London-based collective Assemble has won the Turner Prize, the British art world’s most coveted and controversial award, for its work on a regeneration scheme at Granby Four Streets in Toxteth.
Assemble works across the fields of art, design and architecture to create projects in partnership with the communities who use and inhabit them. The group was founded in 2010 and is made up of 18 people.
The group was awarded the prize along with £25,000 at a ceremony in Glasgow yesterday evening, Monday 7 December.

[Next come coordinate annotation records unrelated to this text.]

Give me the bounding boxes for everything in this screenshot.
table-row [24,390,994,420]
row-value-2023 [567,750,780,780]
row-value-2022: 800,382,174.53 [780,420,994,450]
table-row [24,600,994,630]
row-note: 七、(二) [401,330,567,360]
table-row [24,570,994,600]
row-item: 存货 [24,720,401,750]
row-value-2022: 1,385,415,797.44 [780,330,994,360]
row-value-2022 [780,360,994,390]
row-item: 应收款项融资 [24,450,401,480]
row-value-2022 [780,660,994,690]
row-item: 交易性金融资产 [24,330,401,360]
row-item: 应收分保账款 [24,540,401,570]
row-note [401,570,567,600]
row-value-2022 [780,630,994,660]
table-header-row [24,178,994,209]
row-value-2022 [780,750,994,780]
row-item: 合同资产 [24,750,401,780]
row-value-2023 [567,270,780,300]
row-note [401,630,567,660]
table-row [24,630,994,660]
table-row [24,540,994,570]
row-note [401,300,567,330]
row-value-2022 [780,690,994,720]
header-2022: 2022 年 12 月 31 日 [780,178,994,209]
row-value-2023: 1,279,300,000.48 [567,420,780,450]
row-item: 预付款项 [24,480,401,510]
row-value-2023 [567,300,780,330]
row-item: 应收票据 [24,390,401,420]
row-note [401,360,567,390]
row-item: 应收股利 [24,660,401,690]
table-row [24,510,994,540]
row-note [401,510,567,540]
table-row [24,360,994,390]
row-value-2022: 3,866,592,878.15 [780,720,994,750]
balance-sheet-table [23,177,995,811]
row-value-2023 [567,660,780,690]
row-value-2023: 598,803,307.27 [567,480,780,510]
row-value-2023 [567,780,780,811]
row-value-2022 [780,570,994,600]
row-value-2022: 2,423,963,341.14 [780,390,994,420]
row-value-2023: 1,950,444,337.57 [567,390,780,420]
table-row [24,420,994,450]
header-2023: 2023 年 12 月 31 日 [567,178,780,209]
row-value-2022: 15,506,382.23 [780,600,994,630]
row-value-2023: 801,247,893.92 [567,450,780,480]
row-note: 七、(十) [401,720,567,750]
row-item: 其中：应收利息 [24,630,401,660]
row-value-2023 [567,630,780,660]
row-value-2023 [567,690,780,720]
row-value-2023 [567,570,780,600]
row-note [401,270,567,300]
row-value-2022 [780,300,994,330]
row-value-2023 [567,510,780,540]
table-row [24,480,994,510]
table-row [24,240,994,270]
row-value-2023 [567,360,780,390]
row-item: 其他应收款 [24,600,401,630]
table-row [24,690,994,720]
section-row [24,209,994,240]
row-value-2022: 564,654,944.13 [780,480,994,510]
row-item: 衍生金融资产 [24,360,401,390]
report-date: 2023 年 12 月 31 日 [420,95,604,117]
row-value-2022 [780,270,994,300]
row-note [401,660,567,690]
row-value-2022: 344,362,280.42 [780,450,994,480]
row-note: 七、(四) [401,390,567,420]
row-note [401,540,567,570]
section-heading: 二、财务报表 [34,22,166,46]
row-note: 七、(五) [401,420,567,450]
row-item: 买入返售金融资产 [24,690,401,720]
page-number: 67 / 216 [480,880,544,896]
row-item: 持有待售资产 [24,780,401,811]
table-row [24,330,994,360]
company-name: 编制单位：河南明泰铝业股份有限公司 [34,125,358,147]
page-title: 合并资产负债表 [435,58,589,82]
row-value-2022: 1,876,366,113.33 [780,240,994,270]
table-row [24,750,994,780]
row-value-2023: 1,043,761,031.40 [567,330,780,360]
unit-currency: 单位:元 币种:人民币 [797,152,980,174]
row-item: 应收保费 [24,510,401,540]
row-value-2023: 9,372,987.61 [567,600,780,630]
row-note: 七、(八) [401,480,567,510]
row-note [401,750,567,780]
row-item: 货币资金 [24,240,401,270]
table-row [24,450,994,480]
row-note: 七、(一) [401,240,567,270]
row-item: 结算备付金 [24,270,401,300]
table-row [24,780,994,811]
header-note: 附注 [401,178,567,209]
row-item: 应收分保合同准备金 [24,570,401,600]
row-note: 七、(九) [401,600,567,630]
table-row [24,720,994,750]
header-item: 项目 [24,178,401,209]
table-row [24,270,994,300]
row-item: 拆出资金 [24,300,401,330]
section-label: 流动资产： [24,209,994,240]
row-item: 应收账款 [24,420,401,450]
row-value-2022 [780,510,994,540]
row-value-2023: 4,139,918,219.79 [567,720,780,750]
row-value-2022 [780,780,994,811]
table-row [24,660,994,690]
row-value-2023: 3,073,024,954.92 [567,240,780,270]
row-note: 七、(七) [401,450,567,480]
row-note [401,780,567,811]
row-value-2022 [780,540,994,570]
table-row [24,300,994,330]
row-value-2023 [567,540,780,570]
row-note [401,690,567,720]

The Granby Four Streets are a cluster of terraced houses in Toxteth, Liverpool that were built in the early 1900s to house artisan workers. Following the Toxteth riots in 1981, the council acquired many of the houses in the area for demolition and redevelopment. Due to the relocation of many residents the area fell into a state of disrepair.
Assemble worked with resident group Granby Four Streets Community Land Trust and Steinbeck Studios to create a sustainable vision for the area. According to the group, the project “builds on the hard work already done by local residents and translates it to the refurbishment of housing, public space and the provision of new work and enterprise opportunities.
“The approach is characterised by celebrating the value of the area’s architectural and cultural heritage, supporting public involvement and partnership working, offering local training and employment opportunities and nurturing the resourcefulness and DIY spirit that defines the four streets.”
Many of the streets in Granby, on the edge of Toxteth, have been boarded up for decades. In 2014 Liverpool City Council agreed a three-year deal with Liverpool Mutual Homes and Plus Dane Group to refurbish 95 homes in the Granby Four Streets.
Separately, the Granby Community Land Trust agreed to refurbish 10 properties in Cairns Street and brought Assemble on board to advise on the project.
According to the Turner Prize judges, Assemble’s work “draws on long traditions of artistic and collective initiatives that experiment in art, design and architecture. In doing so they offer alternative models to how societies can work. The long-term collaboration between Granby Four Streets and Assemble shows the importance of artistic practice being able to drive and shape urgent issues.”
Aseemble beat three other shortlisted artists; Bonnie Camplin, Nicole Wermers and Janice Kerbel.
The Turner Prize, named after the English painter J.M.W. Turner, was established in 1984 and is an annual prize presented to a British visual artist under the age of 50.